Vietnam has been added to the list of countries receiving special attention under President George W. Bush’s emergency plan for H-I-V/AIDS relief. Vietnam is expected to have an increase in H-I-V infections from one-hundred-thirty-thousand in 2002 to one million by 2010.

Trends indicate that the deadly infection is now spreading to the general population in Vietnam. President Bush says Vietnam is cooperative and wants help:

“They recognize they have a problem which, by the way, is an important part of battling the pandemic.”

President Bush’s emergency plan is already helping over one-hundred countries around the world. The plan has made a special commitment to fifteen countries that account for approximately half the world’s H-I-V infections -– now including Vietnam. In these severely affected countries, the funding is being used to supply virus-fighting drugs to two-million H-I-V infected people, prevent new infections, and provide care for ten-million adults and orphans affected by the disease. To meet these goals, the U.S. is also training health-care personnel and building health-care systems, which are in desperately short supply.

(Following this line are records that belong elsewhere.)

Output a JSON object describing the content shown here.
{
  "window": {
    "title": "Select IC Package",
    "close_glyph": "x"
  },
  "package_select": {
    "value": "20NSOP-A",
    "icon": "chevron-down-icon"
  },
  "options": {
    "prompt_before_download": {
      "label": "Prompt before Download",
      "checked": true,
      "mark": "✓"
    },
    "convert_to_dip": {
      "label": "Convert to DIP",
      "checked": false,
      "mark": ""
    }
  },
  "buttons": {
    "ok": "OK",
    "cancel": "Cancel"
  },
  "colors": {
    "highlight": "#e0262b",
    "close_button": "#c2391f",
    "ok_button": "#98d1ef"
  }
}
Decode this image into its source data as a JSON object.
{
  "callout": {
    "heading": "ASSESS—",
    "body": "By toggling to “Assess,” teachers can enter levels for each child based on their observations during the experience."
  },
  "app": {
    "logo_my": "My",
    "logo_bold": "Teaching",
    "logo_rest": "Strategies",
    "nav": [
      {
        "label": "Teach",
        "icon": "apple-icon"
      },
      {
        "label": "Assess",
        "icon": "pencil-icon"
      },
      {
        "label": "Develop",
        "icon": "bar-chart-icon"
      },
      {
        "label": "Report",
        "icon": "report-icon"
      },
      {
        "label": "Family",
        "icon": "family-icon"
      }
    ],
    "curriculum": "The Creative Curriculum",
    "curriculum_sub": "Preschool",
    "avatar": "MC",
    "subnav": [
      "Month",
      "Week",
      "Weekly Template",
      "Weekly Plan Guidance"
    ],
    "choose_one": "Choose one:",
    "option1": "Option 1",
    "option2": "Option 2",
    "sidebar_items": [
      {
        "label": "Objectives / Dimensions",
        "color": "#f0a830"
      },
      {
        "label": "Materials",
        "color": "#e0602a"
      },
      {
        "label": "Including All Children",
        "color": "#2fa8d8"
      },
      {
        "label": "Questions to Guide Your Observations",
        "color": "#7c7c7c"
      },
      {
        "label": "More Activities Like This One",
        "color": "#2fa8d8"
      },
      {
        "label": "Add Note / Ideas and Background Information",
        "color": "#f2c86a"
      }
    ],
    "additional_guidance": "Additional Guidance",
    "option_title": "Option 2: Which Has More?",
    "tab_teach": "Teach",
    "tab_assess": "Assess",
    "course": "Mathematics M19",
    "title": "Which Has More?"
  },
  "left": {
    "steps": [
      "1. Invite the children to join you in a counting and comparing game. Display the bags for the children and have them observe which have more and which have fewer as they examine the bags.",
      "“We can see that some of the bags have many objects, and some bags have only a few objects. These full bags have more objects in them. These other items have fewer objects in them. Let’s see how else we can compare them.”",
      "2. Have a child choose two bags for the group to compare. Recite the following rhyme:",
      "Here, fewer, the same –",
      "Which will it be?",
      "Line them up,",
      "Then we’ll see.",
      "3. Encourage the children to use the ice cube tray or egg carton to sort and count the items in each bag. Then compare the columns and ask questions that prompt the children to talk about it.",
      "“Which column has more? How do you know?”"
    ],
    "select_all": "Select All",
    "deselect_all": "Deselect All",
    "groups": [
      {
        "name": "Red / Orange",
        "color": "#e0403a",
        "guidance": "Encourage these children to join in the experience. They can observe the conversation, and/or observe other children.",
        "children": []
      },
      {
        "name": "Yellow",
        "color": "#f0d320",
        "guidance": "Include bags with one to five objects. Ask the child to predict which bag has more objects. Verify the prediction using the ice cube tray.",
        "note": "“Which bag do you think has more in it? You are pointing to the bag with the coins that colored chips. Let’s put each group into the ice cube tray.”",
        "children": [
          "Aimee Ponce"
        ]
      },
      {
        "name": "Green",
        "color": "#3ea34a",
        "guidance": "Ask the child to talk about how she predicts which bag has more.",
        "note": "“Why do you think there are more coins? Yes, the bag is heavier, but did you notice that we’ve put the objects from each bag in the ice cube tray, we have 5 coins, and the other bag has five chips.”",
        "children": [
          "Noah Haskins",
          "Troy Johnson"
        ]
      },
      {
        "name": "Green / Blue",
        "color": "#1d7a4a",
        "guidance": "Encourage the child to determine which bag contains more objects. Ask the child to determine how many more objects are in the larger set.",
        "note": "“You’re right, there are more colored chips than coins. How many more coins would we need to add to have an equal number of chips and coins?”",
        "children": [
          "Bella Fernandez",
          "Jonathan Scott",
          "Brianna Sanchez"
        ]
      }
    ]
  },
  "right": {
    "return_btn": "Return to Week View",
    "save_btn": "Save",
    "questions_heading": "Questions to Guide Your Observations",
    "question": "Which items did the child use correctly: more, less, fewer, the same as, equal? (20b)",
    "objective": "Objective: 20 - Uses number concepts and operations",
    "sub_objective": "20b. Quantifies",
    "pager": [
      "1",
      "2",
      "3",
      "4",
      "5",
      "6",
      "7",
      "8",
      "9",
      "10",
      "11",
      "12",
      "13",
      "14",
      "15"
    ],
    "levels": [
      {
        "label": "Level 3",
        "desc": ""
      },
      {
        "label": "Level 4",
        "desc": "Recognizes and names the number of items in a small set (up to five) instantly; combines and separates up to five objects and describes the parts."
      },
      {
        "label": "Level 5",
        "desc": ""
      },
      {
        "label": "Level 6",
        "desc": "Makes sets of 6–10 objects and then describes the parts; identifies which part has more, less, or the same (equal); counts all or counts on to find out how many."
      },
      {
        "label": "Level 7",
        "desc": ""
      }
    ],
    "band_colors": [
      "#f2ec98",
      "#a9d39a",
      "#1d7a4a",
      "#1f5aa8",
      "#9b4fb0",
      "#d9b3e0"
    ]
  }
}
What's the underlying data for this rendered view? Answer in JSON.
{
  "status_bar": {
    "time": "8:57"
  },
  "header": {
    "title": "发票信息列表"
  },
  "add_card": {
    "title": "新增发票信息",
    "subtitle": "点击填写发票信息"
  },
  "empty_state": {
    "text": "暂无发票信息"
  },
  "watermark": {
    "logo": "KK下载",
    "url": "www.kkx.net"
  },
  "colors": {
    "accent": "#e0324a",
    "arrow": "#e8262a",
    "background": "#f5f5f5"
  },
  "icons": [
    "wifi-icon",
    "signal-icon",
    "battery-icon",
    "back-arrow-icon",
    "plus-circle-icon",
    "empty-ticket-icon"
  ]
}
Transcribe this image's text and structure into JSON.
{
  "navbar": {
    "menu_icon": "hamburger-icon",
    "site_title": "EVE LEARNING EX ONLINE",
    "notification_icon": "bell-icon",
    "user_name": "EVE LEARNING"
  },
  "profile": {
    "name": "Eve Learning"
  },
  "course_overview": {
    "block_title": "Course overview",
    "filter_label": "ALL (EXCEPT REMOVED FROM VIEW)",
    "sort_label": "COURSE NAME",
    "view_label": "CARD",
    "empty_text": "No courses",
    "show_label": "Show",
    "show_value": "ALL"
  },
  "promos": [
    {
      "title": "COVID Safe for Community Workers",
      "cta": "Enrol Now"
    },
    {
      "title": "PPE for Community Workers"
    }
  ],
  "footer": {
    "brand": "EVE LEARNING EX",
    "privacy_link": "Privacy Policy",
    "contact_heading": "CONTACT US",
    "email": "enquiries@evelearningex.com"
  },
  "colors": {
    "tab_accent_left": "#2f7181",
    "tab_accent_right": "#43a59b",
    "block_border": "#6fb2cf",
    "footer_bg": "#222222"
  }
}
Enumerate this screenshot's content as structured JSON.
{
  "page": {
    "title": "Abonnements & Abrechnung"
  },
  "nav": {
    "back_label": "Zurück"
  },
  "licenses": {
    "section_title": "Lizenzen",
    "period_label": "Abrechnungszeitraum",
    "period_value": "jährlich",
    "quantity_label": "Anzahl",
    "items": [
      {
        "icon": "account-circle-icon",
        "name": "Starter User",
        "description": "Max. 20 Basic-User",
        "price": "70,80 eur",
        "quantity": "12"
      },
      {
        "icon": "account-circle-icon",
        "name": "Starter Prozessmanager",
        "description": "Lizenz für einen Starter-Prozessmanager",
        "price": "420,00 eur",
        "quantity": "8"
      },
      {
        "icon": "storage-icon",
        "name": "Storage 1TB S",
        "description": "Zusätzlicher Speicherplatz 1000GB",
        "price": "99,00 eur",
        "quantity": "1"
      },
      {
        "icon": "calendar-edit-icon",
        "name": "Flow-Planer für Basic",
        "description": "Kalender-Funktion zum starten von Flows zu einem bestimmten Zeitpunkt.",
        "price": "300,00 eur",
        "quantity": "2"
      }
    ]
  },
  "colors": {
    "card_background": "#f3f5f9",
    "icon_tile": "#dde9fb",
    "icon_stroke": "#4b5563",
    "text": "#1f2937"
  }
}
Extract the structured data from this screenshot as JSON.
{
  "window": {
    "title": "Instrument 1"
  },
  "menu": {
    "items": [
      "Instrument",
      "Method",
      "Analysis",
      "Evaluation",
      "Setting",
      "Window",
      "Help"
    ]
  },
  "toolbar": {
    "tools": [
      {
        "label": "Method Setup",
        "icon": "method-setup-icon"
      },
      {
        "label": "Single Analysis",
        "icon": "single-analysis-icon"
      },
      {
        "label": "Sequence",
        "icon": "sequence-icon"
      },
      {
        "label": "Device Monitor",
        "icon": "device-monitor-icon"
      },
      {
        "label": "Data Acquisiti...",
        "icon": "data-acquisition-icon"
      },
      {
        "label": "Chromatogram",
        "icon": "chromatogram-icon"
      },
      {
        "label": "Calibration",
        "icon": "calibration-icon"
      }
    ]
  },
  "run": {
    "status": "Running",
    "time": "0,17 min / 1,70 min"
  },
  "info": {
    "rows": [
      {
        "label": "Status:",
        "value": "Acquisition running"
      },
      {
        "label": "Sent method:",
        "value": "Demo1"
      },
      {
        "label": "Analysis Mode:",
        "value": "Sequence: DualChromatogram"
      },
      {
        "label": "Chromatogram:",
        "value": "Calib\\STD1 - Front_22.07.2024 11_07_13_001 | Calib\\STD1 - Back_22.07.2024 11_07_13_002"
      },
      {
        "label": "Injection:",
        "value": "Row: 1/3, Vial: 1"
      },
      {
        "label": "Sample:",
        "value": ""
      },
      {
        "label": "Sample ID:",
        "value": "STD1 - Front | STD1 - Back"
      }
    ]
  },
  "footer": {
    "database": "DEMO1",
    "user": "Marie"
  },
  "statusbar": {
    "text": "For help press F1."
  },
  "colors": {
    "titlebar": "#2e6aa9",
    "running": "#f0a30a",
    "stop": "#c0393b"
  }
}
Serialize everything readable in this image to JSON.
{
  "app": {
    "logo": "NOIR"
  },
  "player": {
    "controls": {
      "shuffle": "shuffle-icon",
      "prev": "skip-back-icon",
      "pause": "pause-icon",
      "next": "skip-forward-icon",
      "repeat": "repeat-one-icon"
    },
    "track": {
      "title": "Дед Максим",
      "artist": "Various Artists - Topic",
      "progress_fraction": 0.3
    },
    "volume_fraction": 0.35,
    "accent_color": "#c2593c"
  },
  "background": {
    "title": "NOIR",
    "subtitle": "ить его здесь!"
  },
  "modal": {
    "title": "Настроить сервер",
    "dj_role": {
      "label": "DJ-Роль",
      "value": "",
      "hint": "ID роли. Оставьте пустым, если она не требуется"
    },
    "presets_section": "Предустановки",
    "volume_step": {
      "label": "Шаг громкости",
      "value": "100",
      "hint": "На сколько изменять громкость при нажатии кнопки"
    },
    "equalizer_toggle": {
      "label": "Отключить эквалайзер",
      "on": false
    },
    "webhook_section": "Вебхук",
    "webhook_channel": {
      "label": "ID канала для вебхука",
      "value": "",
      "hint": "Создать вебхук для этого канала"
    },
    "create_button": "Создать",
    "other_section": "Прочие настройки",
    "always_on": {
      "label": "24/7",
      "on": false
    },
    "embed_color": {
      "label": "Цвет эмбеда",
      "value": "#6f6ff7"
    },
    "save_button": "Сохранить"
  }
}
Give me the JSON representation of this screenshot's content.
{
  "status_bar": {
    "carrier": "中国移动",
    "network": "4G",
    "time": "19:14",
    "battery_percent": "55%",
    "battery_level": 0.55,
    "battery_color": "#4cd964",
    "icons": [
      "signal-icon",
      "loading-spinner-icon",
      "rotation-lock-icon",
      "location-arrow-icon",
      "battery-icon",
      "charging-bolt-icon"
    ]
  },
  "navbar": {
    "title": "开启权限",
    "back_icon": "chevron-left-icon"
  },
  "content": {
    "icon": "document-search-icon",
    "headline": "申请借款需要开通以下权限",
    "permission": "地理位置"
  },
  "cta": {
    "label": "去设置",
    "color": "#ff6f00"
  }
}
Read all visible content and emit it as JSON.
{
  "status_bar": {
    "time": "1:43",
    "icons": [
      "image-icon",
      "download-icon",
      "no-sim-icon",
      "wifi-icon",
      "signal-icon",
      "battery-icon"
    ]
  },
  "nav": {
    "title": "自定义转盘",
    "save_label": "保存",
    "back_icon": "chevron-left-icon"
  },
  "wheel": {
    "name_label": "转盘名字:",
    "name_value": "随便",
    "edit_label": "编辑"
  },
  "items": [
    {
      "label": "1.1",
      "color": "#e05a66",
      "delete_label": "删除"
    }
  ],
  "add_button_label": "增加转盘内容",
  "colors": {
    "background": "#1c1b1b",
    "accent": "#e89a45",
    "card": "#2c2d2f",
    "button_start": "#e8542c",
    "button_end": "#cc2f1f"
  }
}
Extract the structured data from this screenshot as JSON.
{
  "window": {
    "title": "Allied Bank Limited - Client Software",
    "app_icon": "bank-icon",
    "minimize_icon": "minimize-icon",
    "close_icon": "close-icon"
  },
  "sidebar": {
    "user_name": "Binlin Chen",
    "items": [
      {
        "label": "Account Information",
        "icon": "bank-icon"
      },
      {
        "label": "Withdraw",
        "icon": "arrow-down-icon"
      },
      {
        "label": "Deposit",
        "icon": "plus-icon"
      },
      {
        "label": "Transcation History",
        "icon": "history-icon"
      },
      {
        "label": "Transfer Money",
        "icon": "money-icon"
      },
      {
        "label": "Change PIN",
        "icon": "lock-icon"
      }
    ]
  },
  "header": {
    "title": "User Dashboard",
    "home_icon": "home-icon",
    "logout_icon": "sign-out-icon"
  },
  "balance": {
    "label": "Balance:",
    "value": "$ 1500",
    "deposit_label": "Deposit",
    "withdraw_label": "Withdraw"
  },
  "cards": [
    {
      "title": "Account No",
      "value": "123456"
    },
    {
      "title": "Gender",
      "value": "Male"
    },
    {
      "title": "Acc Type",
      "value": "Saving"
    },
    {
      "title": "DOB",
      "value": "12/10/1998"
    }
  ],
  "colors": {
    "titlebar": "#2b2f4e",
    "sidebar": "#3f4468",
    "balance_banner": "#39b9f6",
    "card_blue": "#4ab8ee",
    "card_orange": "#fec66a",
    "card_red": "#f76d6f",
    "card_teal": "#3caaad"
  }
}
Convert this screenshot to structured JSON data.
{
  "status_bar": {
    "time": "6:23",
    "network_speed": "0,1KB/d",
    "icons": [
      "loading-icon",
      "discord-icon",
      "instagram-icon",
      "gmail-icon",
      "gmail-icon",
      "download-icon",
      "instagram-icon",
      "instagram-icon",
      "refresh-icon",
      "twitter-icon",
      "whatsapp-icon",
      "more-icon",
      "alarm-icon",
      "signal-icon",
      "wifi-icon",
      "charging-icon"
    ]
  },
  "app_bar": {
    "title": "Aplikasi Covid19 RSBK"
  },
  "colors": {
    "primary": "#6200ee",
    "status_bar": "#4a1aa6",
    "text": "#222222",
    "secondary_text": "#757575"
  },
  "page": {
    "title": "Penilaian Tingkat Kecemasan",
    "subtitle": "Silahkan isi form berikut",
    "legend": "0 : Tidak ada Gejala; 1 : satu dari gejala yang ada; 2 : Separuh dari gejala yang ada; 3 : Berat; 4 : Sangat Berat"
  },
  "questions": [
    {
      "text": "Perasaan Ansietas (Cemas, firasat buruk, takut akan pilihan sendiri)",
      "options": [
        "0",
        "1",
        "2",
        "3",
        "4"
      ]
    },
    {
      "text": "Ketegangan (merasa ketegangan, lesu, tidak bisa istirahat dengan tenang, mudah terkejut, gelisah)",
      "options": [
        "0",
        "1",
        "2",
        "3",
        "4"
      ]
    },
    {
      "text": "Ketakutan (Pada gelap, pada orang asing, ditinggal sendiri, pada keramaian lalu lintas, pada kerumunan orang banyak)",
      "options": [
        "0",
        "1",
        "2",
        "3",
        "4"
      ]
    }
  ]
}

AIDS has killed at least twenty-million people. More than forty-million are infected with the H-I-V virus that causes AIDS. The disease has left fourteen-million orphans worldwide. President Bush says it’s important “to focus on prevention”:

“We can learn from the experiences of other countries when it comes to a good program to prevent the spread of AIDS, like the nation of Uganda. They’ve started what they call the A-B-C approach to prevention of this deadly disease. That stands for: Abstain, Be faithful in marriage and, when appropriate, use Condoms.”

Uganda has cut its AIDS infection rate to five percent over a ten-year period. As President Bush says, “H-I-V/AIDS can be beaten. America is committed to continue leading the world in ending the plague.”